Why was someone able to do it? There are various reasons, including ambiguity on the part of the scientists who say that it is not responsible, yet at the same time continue research on embryos, permissiveness and loose regulation, but also ambition and fame. Whatever happens, He Jiankui will be remembered as the first one to do it.

Do criticisms of He and his team reflect the public opinion at large?

Well, that is not clear. Surveys in various countries indicate that the balancing of risks and expected benefit may be in favour of fabricating CRISPR babies. This is what seems to be the case in an opinion survey conducted in China by Sun Yat-sen University, which concluded: “more than 80% of the sample would like to use gene editing to modify the genes of their child if he was likely to develop fatal genetic disease”. Opinion surveys in the US also show that Americans are becoming more open to human genome editing, but concerns remain. According to a 2018 Pew survey, “a majority (72%) of US adults say changing a baby’s genes to treat a serious congenital disease is appropriate”. While interpreting opinion surveys is a delicate exercise, there is certainly something to learn there.

Does this event show that we are on a slippery slope?

Like many new techniques in life sciences, we should be concerned by possible “dual-use”, where the technique is developed for good, but could also be used in a way that is not so desirable, controllable or stoppable: a slippery slope towards human enhancement, discrimination and eugenics. Germline engineering is potentially a path towards a dystopia of super-people and designer babies for those who can afford it or can impose it on others. Where policymakers, decision-makers and others should focus their attention is ensuring that every individual concerned is able to make an evidence-based decision and give his or her informed consent.
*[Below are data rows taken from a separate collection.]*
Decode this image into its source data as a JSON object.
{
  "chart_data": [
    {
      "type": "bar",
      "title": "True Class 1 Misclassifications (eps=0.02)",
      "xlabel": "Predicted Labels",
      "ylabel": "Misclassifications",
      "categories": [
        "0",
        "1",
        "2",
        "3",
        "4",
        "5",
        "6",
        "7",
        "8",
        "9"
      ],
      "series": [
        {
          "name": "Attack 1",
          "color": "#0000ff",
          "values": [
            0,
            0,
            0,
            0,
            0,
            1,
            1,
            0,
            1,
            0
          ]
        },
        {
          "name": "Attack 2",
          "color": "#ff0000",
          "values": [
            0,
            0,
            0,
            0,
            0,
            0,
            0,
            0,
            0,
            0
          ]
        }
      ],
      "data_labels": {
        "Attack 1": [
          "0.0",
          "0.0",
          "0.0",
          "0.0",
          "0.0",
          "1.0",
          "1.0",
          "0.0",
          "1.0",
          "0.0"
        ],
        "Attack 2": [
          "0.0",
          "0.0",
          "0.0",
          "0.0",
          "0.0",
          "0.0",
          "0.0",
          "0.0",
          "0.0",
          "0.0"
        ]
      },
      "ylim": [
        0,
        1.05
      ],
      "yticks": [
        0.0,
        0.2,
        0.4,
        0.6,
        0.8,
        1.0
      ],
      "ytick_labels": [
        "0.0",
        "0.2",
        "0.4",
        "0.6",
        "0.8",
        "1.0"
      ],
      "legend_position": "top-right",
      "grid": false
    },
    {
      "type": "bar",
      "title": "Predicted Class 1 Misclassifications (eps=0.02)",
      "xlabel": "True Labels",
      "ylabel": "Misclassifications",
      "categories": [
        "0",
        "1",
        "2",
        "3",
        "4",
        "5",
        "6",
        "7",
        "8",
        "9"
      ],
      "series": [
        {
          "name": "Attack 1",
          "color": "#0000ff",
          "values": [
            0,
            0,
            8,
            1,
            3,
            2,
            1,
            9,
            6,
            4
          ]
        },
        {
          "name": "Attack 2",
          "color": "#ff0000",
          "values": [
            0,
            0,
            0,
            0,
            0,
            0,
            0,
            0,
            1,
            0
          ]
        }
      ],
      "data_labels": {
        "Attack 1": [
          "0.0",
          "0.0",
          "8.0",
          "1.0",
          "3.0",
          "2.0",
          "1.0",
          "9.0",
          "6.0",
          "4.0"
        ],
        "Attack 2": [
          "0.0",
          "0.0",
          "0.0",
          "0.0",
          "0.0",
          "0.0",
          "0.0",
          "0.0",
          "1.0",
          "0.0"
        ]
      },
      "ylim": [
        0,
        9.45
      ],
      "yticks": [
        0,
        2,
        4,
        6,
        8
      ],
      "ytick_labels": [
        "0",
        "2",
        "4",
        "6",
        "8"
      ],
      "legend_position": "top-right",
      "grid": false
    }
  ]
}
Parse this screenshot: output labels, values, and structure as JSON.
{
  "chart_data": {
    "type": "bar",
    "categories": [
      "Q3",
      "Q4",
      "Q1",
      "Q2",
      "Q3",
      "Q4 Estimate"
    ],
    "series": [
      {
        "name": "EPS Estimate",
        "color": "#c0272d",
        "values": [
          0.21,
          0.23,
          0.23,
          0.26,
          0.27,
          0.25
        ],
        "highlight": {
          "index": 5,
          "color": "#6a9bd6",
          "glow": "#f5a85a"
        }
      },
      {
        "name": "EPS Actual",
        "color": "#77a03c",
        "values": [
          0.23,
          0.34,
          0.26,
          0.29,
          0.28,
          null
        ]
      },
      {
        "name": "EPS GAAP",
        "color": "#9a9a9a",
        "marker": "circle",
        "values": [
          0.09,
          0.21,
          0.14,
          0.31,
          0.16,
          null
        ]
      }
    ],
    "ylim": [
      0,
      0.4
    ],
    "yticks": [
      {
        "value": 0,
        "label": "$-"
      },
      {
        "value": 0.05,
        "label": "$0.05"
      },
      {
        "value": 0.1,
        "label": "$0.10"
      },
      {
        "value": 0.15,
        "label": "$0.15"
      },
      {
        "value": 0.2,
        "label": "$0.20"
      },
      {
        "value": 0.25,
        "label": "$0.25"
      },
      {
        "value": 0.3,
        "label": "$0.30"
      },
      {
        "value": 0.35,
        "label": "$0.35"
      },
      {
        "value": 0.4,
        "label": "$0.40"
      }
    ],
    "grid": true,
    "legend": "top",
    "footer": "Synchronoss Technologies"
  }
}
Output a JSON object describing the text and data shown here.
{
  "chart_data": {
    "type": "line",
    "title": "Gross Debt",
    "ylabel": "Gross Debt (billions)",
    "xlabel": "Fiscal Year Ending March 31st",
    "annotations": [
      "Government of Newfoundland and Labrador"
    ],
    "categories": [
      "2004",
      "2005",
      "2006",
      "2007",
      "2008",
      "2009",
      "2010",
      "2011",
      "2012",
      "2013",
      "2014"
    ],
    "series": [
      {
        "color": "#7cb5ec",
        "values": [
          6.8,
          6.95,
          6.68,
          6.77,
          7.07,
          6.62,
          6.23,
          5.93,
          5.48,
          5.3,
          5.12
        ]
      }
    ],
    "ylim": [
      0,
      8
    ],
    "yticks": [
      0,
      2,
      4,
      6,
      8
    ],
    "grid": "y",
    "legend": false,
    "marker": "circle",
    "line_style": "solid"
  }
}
Would strengthening regulation be an effective solution to avoid rogue behaviour?

It’s unclear. Some have called for a moratorium on research, but others (including the US NAS in 2017) said no. Several teams confirmed in December that they would continue research on embryos. Top-down regulations by informed and legitimate governments to set fundamental principles are necessary, but must be accompanied by dialogue and education on the consequences.

Would voluntary private agreements work?

They must be encouraged. For example, we heard from David Baltimore at the International Summit on Human Genome Editing, in November 2018, that “we have to come together to agree on what we want to do and not do, on what we consider to be right and wrong, on a voluntary basis”. This kind of bottom-up form of regulation is critically important because its purpose is to embed responsible behaviour in the practice of every scientist.

How should we engage with the public to inform them about the pros and cons?

Communication and dialogue among scientists, practitioners who apply and use a certain technique, patients and other individuals should be organised. Communication with the public should be tested. It is unfortunately too often the case that risk communication misses its target because how people perceive risk is not well understood.

The questions discussed above are just some of those that a proper "risk governance” approach should consider, with a view to evaluating risks, making decisions about them, selecting and implementing management options and communicating about risk and benefits. Such an approach is much needed for governing risks involved in gene-editing in general, and CRISPR or gene-drive technologies in particular.